Franco stung the Giants with four hits and four RBIs on Tuesday, but it only took one swing to leave his stamp on Cueto’s start before he walked-off his team in the 12th. Manager Bruce Bochy stuck with Cueto perhaps a batter too long, and on his 112th pitch, Franco lined a two-out, game-tying single to right field with two runners aboard.
That was the last pitch Cueto unfurled before giving way to Will Smith, who tried to pick up the pieces of a start that looked so promising. Cueto struck out 12 Phillies along the way, including five straight between the third and fourth innings.
As the Giants have come to learn with Cueto, he pounds the strike zone. It was never more apparent than in Cody Asche’s 13-pitch, 10-strike duel against Cueto that ended in a called third strike on the outside corner. That keyed a stretch of 14 batters retired in a 15-hitter stretch.
It came to a booming end in the seventh inning when Ryan Howard, who owns a .333 lifetime average against Cueto, crushed a fastball to the opposite field and just inside the left field foul pole. Cameron Rupp was up next, and he drove the very next pitch deep to center for back-to-back home runs. Four of the seven hits Cueto allowed came in the seventh and eighth innings.
In the ‘pen
Will Smith entered for the second time in as many days, setting down Howard on a three-pitch strikeout to end the eighth inning. Then came the ninth inning, when the Giants barely danced out of danger with three of their most experienced arms.
Sergio Romo started the ninth after Tuesday’s three-run hiccup, but was only allowed to face one hitter. That was Rupp, and he singled to left. Bochy tabbed Javier Lopez to faced Odubel Herrera and Freddy Galvis, who walked and flew out, respectively.
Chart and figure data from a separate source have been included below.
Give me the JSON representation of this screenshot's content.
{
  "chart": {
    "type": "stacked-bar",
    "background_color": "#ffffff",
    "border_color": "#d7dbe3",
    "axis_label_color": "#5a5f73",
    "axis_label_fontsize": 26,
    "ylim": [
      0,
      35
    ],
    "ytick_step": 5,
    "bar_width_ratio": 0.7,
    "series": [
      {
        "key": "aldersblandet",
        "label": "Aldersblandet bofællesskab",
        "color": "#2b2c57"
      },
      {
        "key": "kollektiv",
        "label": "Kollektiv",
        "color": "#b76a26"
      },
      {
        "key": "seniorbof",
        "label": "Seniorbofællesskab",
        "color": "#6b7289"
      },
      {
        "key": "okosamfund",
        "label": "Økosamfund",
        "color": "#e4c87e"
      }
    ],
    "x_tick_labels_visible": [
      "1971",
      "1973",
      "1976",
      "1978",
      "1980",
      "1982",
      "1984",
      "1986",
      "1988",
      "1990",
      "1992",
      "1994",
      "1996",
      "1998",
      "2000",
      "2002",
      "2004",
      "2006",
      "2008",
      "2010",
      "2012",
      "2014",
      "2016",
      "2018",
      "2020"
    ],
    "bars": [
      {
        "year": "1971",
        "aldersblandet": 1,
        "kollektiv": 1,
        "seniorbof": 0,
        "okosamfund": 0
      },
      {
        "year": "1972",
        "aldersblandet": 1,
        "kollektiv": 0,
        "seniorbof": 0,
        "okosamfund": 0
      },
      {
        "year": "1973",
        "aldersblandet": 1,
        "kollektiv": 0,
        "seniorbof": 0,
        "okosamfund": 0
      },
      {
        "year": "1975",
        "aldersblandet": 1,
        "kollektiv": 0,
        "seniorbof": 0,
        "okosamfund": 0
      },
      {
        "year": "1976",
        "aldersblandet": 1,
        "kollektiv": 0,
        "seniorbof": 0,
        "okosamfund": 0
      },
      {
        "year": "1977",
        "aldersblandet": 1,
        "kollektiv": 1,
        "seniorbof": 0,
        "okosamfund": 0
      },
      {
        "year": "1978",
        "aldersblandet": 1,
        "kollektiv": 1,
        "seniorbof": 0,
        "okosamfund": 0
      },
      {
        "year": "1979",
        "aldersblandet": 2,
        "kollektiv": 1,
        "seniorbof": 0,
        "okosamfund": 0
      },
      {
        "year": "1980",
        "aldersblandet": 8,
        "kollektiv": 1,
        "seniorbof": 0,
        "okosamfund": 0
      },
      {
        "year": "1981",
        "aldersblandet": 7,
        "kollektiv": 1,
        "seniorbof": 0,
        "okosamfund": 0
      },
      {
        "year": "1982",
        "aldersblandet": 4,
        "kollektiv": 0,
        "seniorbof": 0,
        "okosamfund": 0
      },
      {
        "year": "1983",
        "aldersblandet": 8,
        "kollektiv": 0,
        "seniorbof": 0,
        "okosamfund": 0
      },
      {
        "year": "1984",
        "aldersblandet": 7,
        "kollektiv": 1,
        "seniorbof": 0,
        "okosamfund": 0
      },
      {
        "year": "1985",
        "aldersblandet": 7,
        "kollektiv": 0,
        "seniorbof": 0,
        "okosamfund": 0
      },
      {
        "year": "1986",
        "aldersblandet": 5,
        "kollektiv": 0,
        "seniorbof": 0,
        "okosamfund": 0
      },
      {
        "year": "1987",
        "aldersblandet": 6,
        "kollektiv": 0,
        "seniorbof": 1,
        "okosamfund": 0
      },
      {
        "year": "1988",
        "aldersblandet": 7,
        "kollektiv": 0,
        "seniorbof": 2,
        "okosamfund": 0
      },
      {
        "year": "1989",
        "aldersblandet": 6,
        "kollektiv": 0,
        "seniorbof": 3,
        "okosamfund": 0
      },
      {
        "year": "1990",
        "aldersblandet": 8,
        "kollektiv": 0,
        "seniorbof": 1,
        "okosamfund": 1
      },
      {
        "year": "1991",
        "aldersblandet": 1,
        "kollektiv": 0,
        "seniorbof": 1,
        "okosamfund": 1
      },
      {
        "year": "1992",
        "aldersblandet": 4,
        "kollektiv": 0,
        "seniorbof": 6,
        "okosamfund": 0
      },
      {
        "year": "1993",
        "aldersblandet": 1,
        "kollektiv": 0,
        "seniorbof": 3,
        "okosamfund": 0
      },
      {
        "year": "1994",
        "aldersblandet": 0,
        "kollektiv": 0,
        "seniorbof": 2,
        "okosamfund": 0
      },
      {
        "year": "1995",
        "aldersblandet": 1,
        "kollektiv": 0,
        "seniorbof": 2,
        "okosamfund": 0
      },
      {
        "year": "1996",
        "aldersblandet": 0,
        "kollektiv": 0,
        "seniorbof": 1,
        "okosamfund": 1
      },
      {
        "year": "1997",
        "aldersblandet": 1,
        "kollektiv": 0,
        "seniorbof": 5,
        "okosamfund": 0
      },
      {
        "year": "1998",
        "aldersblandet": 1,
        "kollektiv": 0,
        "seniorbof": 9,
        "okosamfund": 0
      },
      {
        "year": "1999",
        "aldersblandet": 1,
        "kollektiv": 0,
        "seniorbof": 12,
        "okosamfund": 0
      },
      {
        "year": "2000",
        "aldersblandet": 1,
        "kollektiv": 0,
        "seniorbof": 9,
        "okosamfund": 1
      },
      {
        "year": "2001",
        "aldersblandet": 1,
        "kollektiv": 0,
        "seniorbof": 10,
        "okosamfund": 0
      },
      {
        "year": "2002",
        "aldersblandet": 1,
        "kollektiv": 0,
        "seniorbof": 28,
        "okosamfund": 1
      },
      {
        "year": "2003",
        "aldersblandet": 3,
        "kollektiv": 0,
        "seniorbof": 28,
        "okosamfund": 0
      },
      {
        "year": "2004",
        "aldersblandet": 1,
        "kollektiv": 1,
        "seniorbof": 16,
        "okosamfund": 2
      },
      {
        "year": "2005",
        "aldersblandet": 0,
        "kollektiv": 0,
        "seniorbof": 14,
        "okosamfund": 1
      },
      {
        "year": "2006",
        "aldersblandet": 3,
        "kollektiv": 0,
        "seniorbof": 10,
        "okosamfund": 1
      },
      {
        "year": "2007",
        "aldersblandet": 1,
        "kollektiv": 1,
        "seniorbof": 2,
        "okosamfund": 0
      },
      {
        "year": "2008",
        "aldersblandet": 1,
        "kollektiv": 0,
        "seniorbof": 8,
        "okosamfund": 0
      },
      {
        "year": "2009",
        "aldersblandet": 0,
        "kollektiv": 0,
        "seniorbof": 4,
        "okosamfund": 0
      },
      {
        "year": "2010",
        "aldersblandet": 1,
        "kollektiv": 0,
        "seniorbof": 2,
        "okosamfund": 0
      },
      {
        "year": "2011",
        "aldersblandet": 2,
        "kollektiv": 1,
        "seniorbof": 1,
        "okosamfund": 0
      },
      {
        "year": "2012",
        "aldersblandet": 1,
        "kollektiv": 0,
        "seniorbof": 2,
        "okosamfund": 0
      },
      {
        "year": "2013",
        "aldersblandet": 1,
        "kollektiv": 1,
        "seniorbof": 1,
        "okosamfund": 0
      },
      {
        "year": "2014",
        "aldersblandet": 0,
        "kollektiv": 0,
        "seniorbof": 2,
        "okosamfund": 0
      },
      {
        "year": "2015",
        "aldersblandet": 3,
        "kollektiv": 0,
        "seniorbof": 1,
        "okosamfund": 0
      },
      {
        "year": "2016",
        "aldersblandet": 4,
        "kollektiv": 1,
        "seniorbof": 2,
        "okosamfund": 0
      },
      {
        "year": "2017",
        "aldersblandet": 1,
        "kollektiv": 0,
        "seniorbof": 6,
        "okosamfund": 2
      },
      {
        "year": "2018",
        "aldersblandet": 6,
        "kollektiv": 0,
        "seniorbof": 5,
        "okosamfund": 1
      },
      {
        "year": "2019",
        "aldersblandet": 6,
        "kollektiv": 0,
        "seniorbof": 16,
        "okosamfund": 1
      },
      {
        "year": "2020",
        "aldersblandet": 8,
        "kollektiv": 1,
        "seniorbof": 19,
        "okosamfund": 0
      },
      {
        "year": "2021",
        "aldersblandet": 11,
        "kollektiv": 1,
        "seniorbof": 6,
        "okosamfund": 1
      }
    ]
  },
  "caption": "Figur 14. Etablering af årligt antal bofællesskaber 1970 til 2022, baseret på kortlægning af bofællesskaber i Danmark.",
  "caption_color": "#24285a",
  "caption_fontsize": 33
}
That left Santiago Casilla to enter the ninth inning with runners on the corner in a tie game. He induced a shallow flyout from Tommy Joseph, and snapped a two-strike curveball on Jimmy Paredes to end the inning with a strikeout.
Casilla then shutdown the Phillies in the 10th inning, rounding out one his most dominating performances of the year. George Kontos allowed a pair of baserunners but escaped the 11th unscathed.
On deck
Matt Moore (7-7, 4.08 ERA) makes his Giants debut Thursday afternoon in Philadelphia. His 2016 numbers aren’t all that appetizing on the surface, but he’s pitched better of late. Moore has a 1.99 ERA in his last six outings and averages nearly 6 1/3 innings per start. First pitch at 10:05 a.m. against Vince Velasquez.